President Set to Endorse Gay Rollback Act
On Monday, President Bush will host a Rose Garden gathering (complete with blackberry tea and miniature hand-cut cucumber sandwiches) of like-minded conservatives, to promote a constitutional amendment banning gay marriage. In doing so he sets another historical marker, becoming the first president ever to back an amendment designed to bring discrimination back into the Constitution. At this time, he also plans to endorse a new bill being sponsored by Ohio Senator Rick Santorum.
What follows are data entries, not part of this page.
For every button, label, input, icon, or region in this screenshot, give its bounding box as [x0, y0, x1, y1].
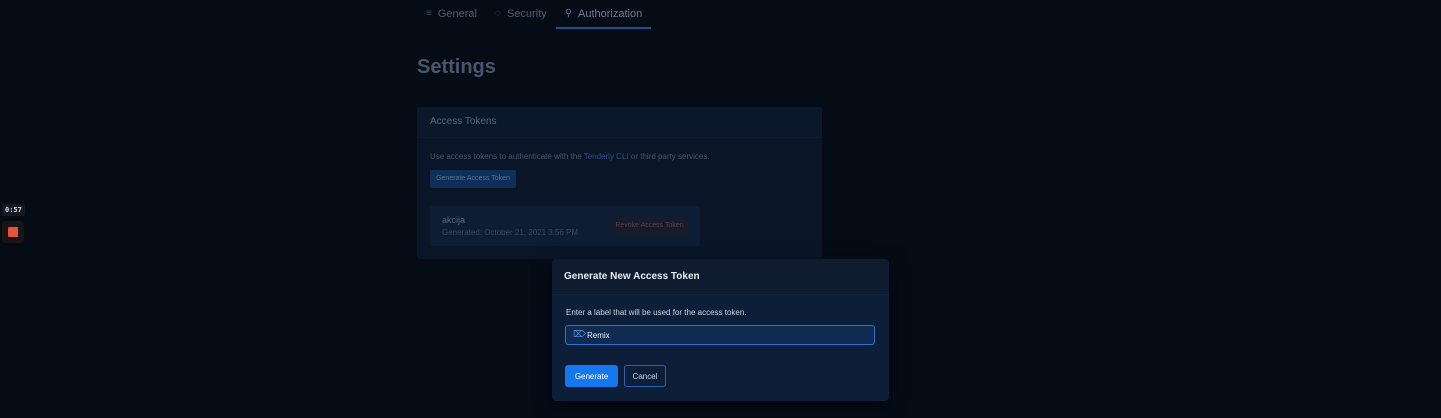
- tab-security[interactable]: ◌ Security: [486, 0, 556, 27]
- token-list-item: akcija Generated: October 21, 2021 3:56 …: [430, 206, 700, 246]
- generate-token-modal: Generate New Access Token Enter a label …: [552, 259, 889, 401]
- card-title: Access Tokens: [417, 107, 822, 138]
- token-name: akcija: [442, 215, 466, 225]
- tab-label: Security: [506, 7, 547, 20]
- token-label-input[interactable]: [587, 327, 867, 343]
- description-text: or third party services.: [628, 152, 710, 161]
- generate-access-token-button[interactable]: Generate Access Token: [430, 170, 516, 188]
- tab-authorization[interactable]: ⚲ Authorization: [555, 0, 652, 29]
- stop-recording-button[interactable]: [2, 221, 24, 243]
- cancel-button[interactable]: Cancel: [624, 365, 666, 387]
- page-title: Settings: [417, 56, 496, 78]
- shield-icon: ◌: [494, 8, 501, 19]
- sliders-icon: ≡: [426, 8, 432, 19]
- token-label-field[interactable]: ⌦: [565, 325, 875, 345]
- generate-button[interactable]: Generate: [565, 365, 618, 387]
- modal-title: Generate New Access Token: [552, 259, 889, 295]
- tab-label: General: [437, 7, 477, 20]
- tab-label: Authorization: [578, 7, 643, 20]
- user-key-icon: ⚲: [564, 8, 573, 19]
- access-tokens-card: Access Tokens Use access tokens to authe…: [417, 107, 822, 259]
- card-description: Use access tokens to authenticate with t…: [430, 152, 710, 161]
- stop-square-icon: [8, 227, 18, 237]
- revoke-access-token-button[interactable]: Revoke Access Token: [611, 217, 688, 235]
- description-text: Use access tokens to authenticate with t…: [430, 152, 584, 161]
- modal-description: Enter a label that will be used for the …: [566, 308, 747, 317]
- tenderly-cli-link[interactable]: Tenderly CLI: [584, 152, 629, 161]
- settings-tabs: ≡ General ◌ Security ⚲ Authorization: [417, 0, 652, 29]
- tag-icon: ⌦: [573, 329, 586, 339]
- recording-timer: 0:57: [2, 204, 25, 216]
- token-generated-date: Generated: October 21, 2021 3:56 PM: [442, 228, 579, 237]
- tab-general[interactable]: ≡ General: [417, 0, 486, 27]
- screen: 0:57 ≡ General ◌ Security ⚲ Authorizatio…: [0, 0, 1441, 418]
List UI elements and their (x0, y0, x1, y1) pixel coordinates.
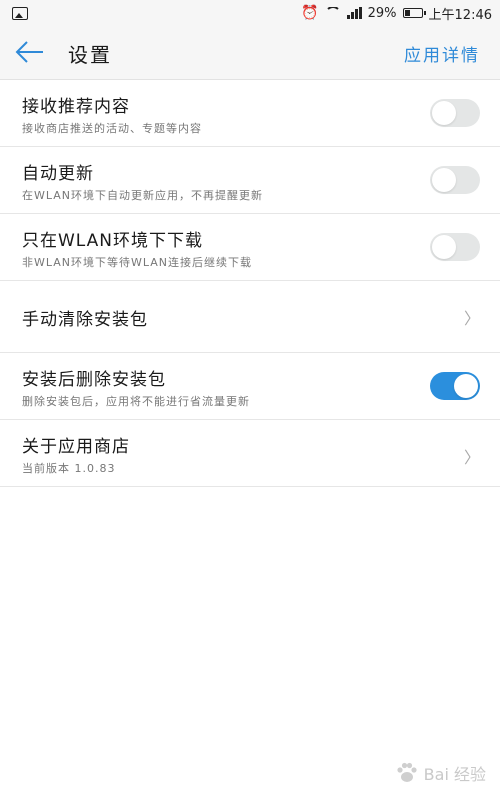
setting-about-store[interactable]: 关于应用商店 当前版本 1.0.83 〉 (0, 420, 500, 487)
battery-percent: 29% (367, 5, 397, 21)
setting-title: 只在WLAN环境下下载 (22, 231, 204, 251)
app-header: 设置 应用详情 (0, 26, 500, 78)
setting-subtitle: 接收商店推送的活动、专题等内容 (22, 122, 202, 135)
toggle-knob (432, 235, 456, 259)
toggle-switch[interactable] (430, 166, 480, 194)
toggle-switch[interactable] (430, 372, 480, 400)
wifi-icon (324, 7, 341, 19)
setting-subtitle: 在WLAN环境下自动更新应用，不再提醒更新 (22, 189, 264, 202)
page-title: 设置 (68, 43, 112, 67)
watermark-text: Bai 经验 (423, 765, 486, 784)
toggle-knob (432, 168, 456, 192)
alarm-icon: ⏰ (301, 5, 319, 21)
setting-title: 安装后删除安装包 (22, 370, 166, 390)
toggle-knob (432, 101, 456, 125)
toggle-knob (454, 374, 478, 398)
signal-icon (346, 7, 362, 19)
setting-auto-update[interactable]: 自动更新 在WLAN环境下自动更新应用，不再提醒更新 (0, 147, 500, 214)
status-right: ⏰ 29% 上午12:46 (301, 4, 492, 23)
setting-wlan-only-download[interactable]: 只在WLAN环境下下载 非WLAN环境下等待WLAN连接后继续下载 (0, 214, 500, 281)
back-button[interactable] (14, 38, 46, 66)
app-details-link[interactable]: 应用详情 (404, 41, 480, 66)
chevron-right-icon: 〉 (463, 448, 480, 467)
setting-title: 自动更新 (22, 164, 94, 184)
status-bar: ⏰ 29% 上午12:46 (0, 0, 500, 26)
setting-title: 手动清除安装包 (22, 310, 148, 330)
clock: 上午12:46 (428, 7, 492, 23)
toggle-switch[interactable] (430, 233, 480, 261)
battery-icon (402, 8, 426, 18)
setting-subtitle: 当前版本 1.0.83 (22, 462, 116, 475)
setting-title: 接收推荐内容 (22, 97, 130, 117)
top-bar: ⏰ 29% 上午12:46 设置 应用详情 (0, 0, 500, 80)
setting-receive-recommendations[interactable]: 接收推荐内容 接收商店推送的活动、专题等内容 (0, 80, 500, 147)
setting-subtitle: 非WLAN环境下等待WLAN连接后继续下载 (22, 256, 253, 269)
setting-title: 关于应用商店 (22, 437, 130, 457)
chevron-right-icon: 〉 (463, 309, 480, 328)
setting-delete-after-install[interactable]: 安装后删除安装包 删除安装包后，应用将不能进行省流量更新 (0, 353, 500, 420)
gallery-icon (12, 6, 28, 20)
setting-clear-packages[interactable]: 手动清除安装包 〉 (0, 281, 500, 353)
setting-subtitle: 删除安装包后，应用将不能进行省流量更新 (22, 395, 250, 408)
arrow-left-icon (15, 41, 43, 63)
toggle-switch[interactable] (430, 99, 480, 127)
paw-icon (397, 762, 417, 782)
watermark: Bai 经验 (394, 760, 486, 786)
settings-list: 接收推荐内容 接收商店推送的活动、专题等内容 自动更新 在WLAN环境下自动更新… (0, 80, 500, 487)
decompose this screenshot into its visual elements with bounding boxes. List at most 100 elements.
The aptly named measure, known as the 'Homosexual Rollback Act of 2006', seeks to roll back homosexual behavior to it's pre-1980 level.
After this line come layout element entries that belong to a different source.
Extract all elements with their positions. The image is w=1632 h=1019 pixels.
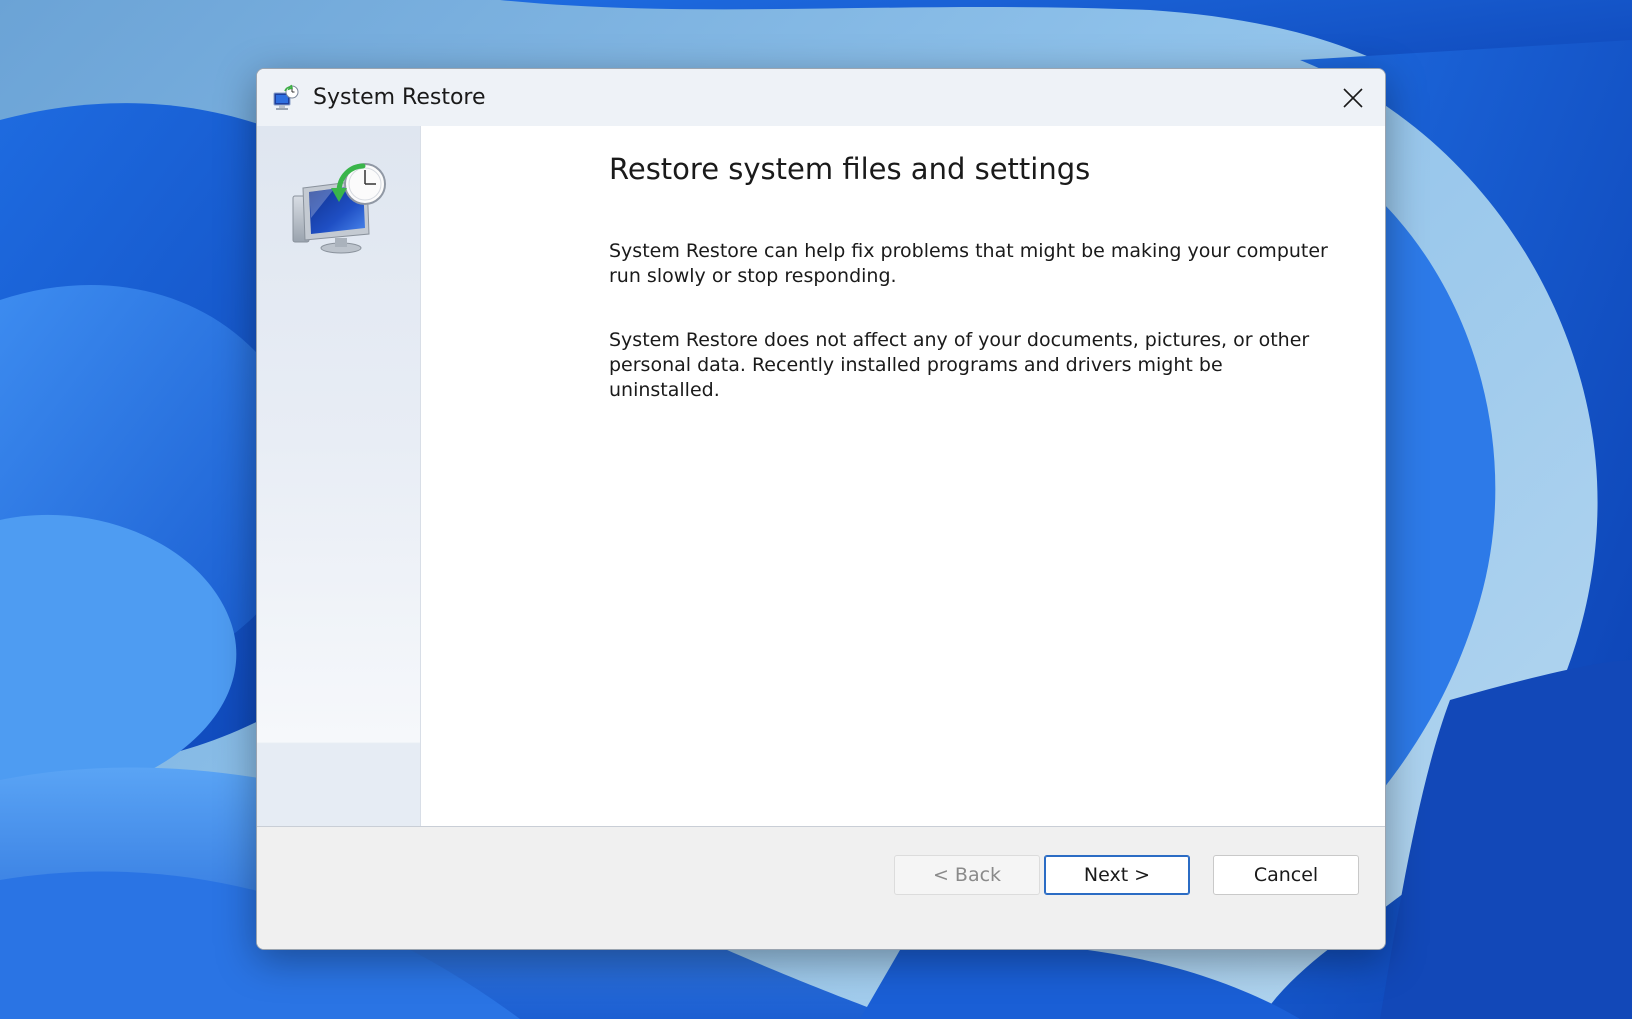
wizard-sidebar (257, 126, 421, 826)
monitor-restore-clock-icon (292, 163, 386, 254)
back-button[interactable]: < Back (894, 855, 1040, 895)
page-heading: Restore system files and settings (609, 152, 1091, 186)
close-button[interactable] (1321, 69, 1385, 126)
wizard-content: Restore system files and settings System… (421, 126, 1385, 826)
system-restore-icon (273, 84, 299, 110)
next-button[interactable]: Next > (1044, 855, 1190, 895)
title-bar[interactable]: System Restore (257, 69, 1385, 126)
system-restore-dialog: System Restore Restore system files and … (256, 68, 1386, 950)
description-paragraph-2: System Restore does not affect any of yo… (609, 329, 1310, 401)
cancel-button[interactable]: Cancel (1213, 855, 1359, 895)
wizard-footer: < Back Next > Cancel (257, 826, 1385, 949)
window-title: System Restore (313, 85, 486, 110)
description-paragraph-1: System Restore can help fix problems tha… (609, 240, 1328, 287)
close-icon (1343, 87, 1363, 108)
"The nation is not quite ready to consider a measure to completely outlaw sodomites," explained Santorum. "But that doesn't mean that we should all be content with the status quo."
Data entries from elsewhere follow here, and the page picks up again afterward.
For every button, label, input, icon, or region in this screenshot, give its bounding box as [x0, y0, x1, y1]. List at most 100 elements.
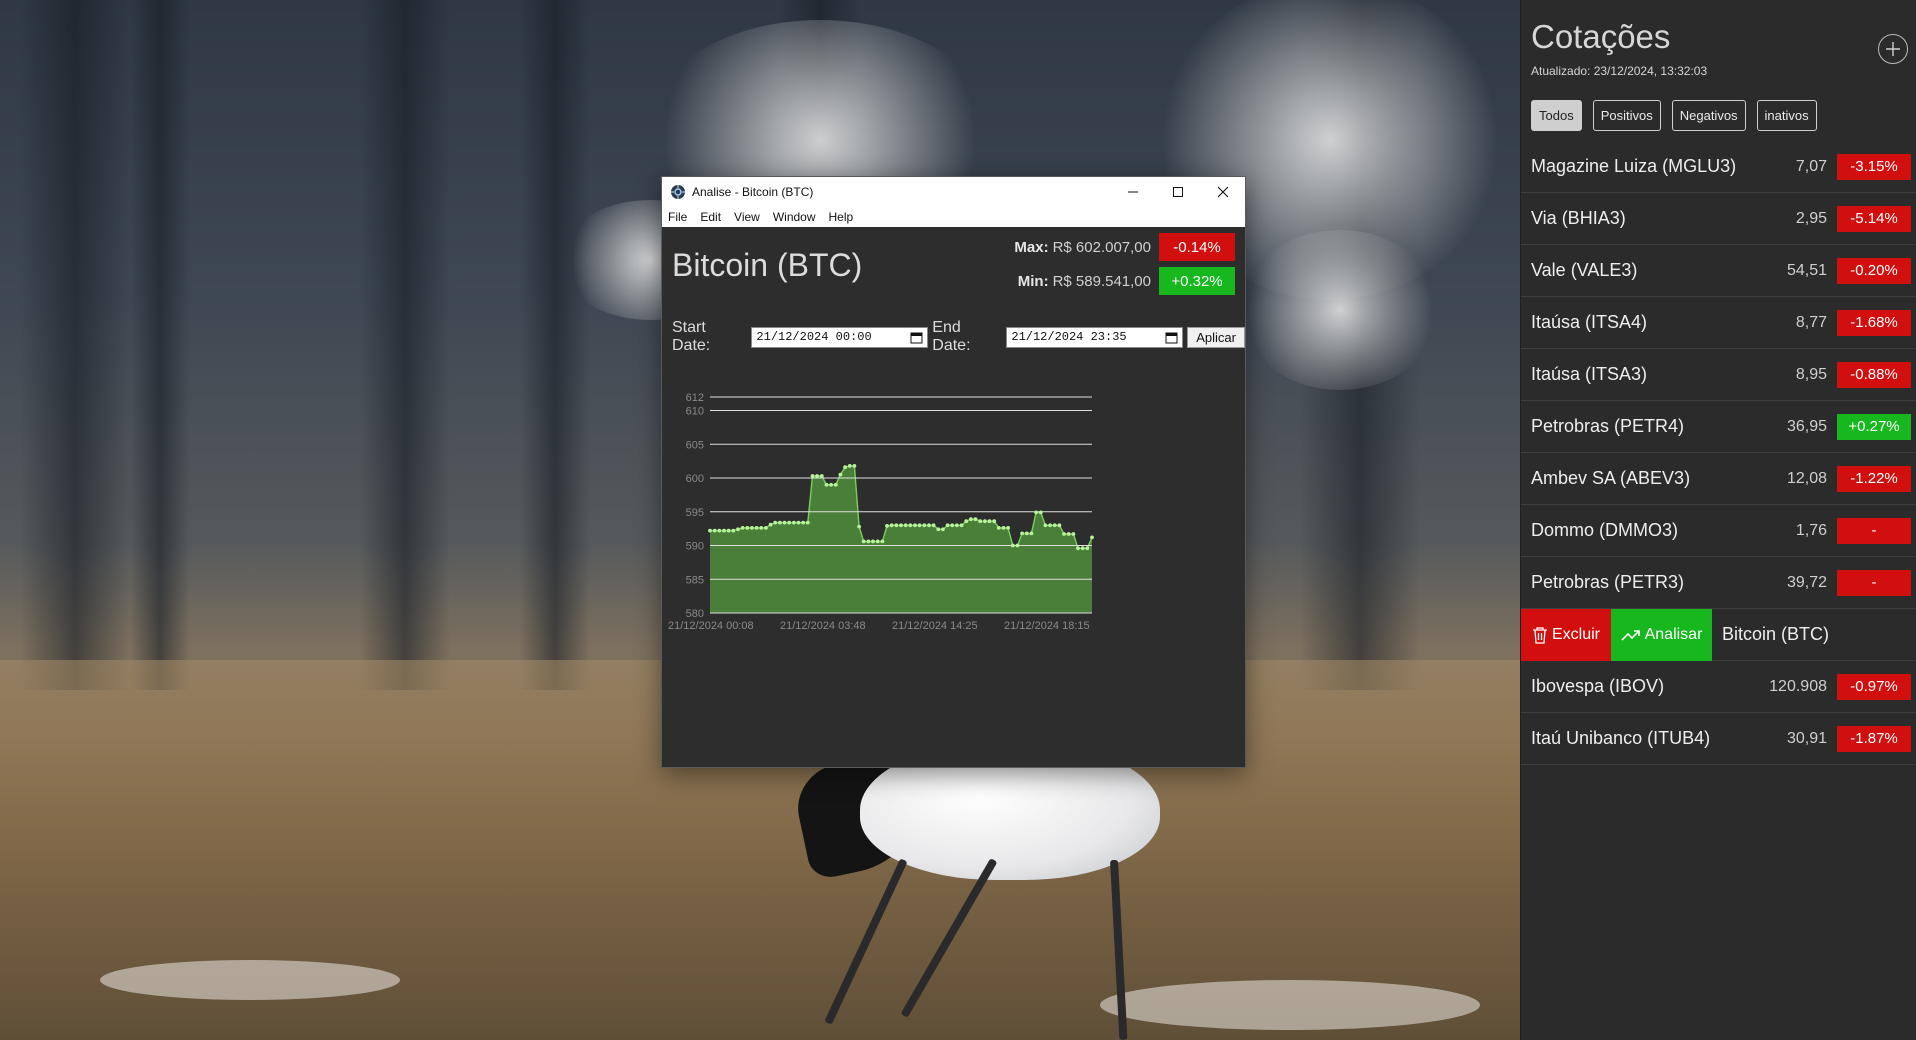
data-point [1006, 526, 1010, 530]
data-point [1090, 535, 1094, 540]
data-point [792, 520, 796, 525]
menu-file[interactable]: File [668, 210, 687, 224]
data-point [894, 523, 899, 528]
delete-button[interactable]: Excluir [1521, 608, 1611, 661]
data-point [1085, 546, 1090, 551]
quote-row[interactable]: Itaú Unibanco (ITUB4) 30,91 -1.87% [1521, 713, 1916, 765]
data-point [1010, 543, 1015, 548]
quote-row[interactable]: Vale (VALE3) 54,51 -0.20% [1521, 245, 1916, 297]
window-titlebar[interactable]: Analise - Bitcoin (BTC) [662, 177, 1245, 207]
tree-trunk [130, 0, 190, 690]
data-point [717, 528, 722, 533]
quote-row[interactable]: Petrobras (PETR3) 39,72- [1521, 557, 1916, 609]
filter-negativos[interactable]: Negativos [1671, 100, 1746, 131]
add-quote-button[interactable] [1878, 34, 1908, 64]
data-point [708, 528, 712, 533]
data-point [922, 523, 927, 528]
data-point [829, 482, 833, 487]
data-point [931, 523, 936, 528]
data-point [1029, 531, 1034, 536]
minimize-icon [1127, 191, 1138, 193]
data-point [992, 519, 997, 524]
quote-change-badge: -1.87% [1837, 725, 1911, 752]
data-point [857, 524, 861, 529]
calendar-icon[interactable] [910, 331, 923, 344]
menu-view[interactable]: View [734, 210, 760, 224]
max-label: Max: [1014, 238, 1049, 256]
trending-up-icon [1621, 629, 1640, 641]
quote-row[interactable]: Via (BHIA3) 2,95 -5.14% [1521, 193, 1916, 245]
end-date-input[interactable]: 21/12/2024 23:35 [1006, 326, 1184, 348]
data-point [815, 474, 819, 478]
quote-change-badge: -0.88% [1837, 361, 1911, 388]
quote-change-badge: -3.15% [1837, 153, 1911, 180]
maximize-button[interactable] [1155, 177, 1200, 207]
calendar-icon[interactable] [1165, 331, 1178, 344]
filter-inativos[interactable]: inativos [1756, 100, 1817, 131]
data-point [726, 528, 731, 533]
selected-quote-row[interactable]: Excluir Analisar Bitcoin (BTC) [1521, 608, 1916, 661]
quote-name: Itaúsa (ITSA3) [1531, 364, 1648, 384]
data-point [759, 526, 764, 530]
quote-value: 12,08 [1786, 469, 1827, 487]
menu-help[interactable]: Help [829, 210, 854, 224]
quote-change-badge: -0.20% [1837, 257, 1911, 284]
quote-value: 30,91 [1786, 729, 1827, 747]
apply-button[interactable]: Aplicar [1187, 326, 1245, 348]
data-point [1071, 532, 1076, 536]
analysis-window: Analise - Bitcoin (BTC) File Edit View W… [661, 176, 1246, 768]
quote-row[interactable]: Ibovespa (IBOV) 120.908 -0.97% [1521, 661, 1916, 713]
quote-value: 120.908 [1769, 677, 1827, 695]
quote-row[interactable]: Itaúsa (ITSA3) 8,95 -0.88% [1521, 349, 1916, 401]
quote-row[interactable]: Ambev SA (ABEV3) 12,08 -1.22% [1521, 453, 1916, 505]
data-point [889, 523, 894, 528]
minimize-button[interactable] [1110, 177, 1155, 207]
quote-row[interactable]: Magazine Luiza (MGLU3) 7,07 -3.15% [1521, 141, 1916, 193]
end-date-label: End Date: [932, 319, 971, 354]
quote-change-badge: +0.27% [1837, 413, 1911, 440]
start-date-input[interactable]: 21/12/2024 00:00 [751, 326, 929, 348]
maximize-icon [1172, 187, 1183, 197]
start-date-value: 21/12/2024 00:00 [756, 330, 872, 344]
close-button[interactable] [1200, 177, 1245, 207]
asset-title: Bitcoin (BTC) [672, 247, 863, 283]
min-value: R$ 589.541,00 [1052, 272, 1151, 290]
quote-row[interactable]: Dommo (DMMO3) 1,76- [1521, 505, 1916, 557]
quote-name: Magazine Luiza (MGLU3) [1531, 156, 1737, 176]
quote-row[interactable]: Itaúsa (ITSA4) 8,77 -1.68% [1521, 297, 1916, 349]
y-tick-label: 595 [686, 507, 704, 519]
data-point [824, 482, 829, 487]
quote-name: Itaúsa (ITSA4) [1531, 312, 1648, 332]
data-point [1034, 510, 1038, 515]
data-point [866, 539, 871, 544]
data-point [950, 523, 955, 528]
menu-edit[interactable]: Edit [700, 210, 721, 224]
y-tick-label: 610 [686, 406, 704, 418]
filter-positivos[interactable]: Positivos [1592, 100, 1661, 131]
data-point [1076, 546, 1080, 551]
quote-name: Via (BHIA3) [1531, 208, 1626, 228]
data-point [996, 526, 1001, 530]
data-point [796, 520, 801, 525]
quote-value: 2,95 [1795, 209, 1827, 227]
quote-name: Vale (VALE3) [1531, 260, 1638, 280]
min-change-badge: +0.32% [1159, 267, 1235, 295]
data-point [913, 523, 917, 528]
data-point [1080, 546, 1085, 551]
quotes-panel: Cotações Atualizado: 23/12/2024, 13:32:0… [1520, 0, 1916, 1040]
quote-row[interactable]: Petrobras (PETR4) 36,95 +0.27% [1521, 401, 1916, 453]
x-tick-label: 21/12/2024 03:48 [780, 620, 866, 632]
quote-value: 7,07 [1795, 157, 1827, 175]
plus-icon [1886, 42, 1900, 56]
menu-window[interactable]: Window [773, 210, 816, 224]
data-point [712, 528, 717, 533]
data-point [885, 524, 889, 528]
data-point [745, 526, 750, 530]
steam-cloud [1240, 230, 1440, 390]
end-date-value: 21/12/2024 23:35 [1011, 330, 1127, 344]
data-point [764, 526, 768, 530]
analyze-button[interactable]: Analisar [1611, 608, 1712, 661]
data-point [903, 523, 908, 528]
filter-todos[interactable]: Todos [1531, 100, 1582, 131]
data-point [987, 519, 992, 524]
The bill proposes a phased approach to rolling back the gay agenda. The first two years, known as 'the warning period', would be devoted to cleansing public school curriculums and government programs of any non-snickering mention of homosexuality. During this period, gays and lesbians would have all the legal protections they currently enjoy, such as the right to continue calling themselves gays and lesbians.
After the initial two years, new laws would kick in to help strengthen the rights of the majority of Americans, such as the right to not rent to those whose lifestyles they find morally repugnant, and the right to not have to hire some fruit who's going to have the rest of your employees engaged in endless chit-chat by the water cooler.
"It's not a bill without a heart," says Santorum. "But you have to ask yourself, why should customers at Ruby Tuesdays be forced to put up with the presence of sodomites, when there are plenty of perfectly good gay bars in the inner city?"
President Bush has already spoken enthusiastically about the bill. "I see a day in the not too distant future when homosexuality will return to it's Carter-era level, where bath houses once again flourish, and the disco floors are once again full, with the rest of the world pretty much off limits unless you are on your very best behavior. Many Americans long for a day when faggots return to their 1950s level of secrecy, rumor, and innuendo. I, too, share that dream, but that will be the mission of a future president, after my time in office has passed. But al least Americans will be able to look back and say, 'George W Bush, he really got the ball rolling."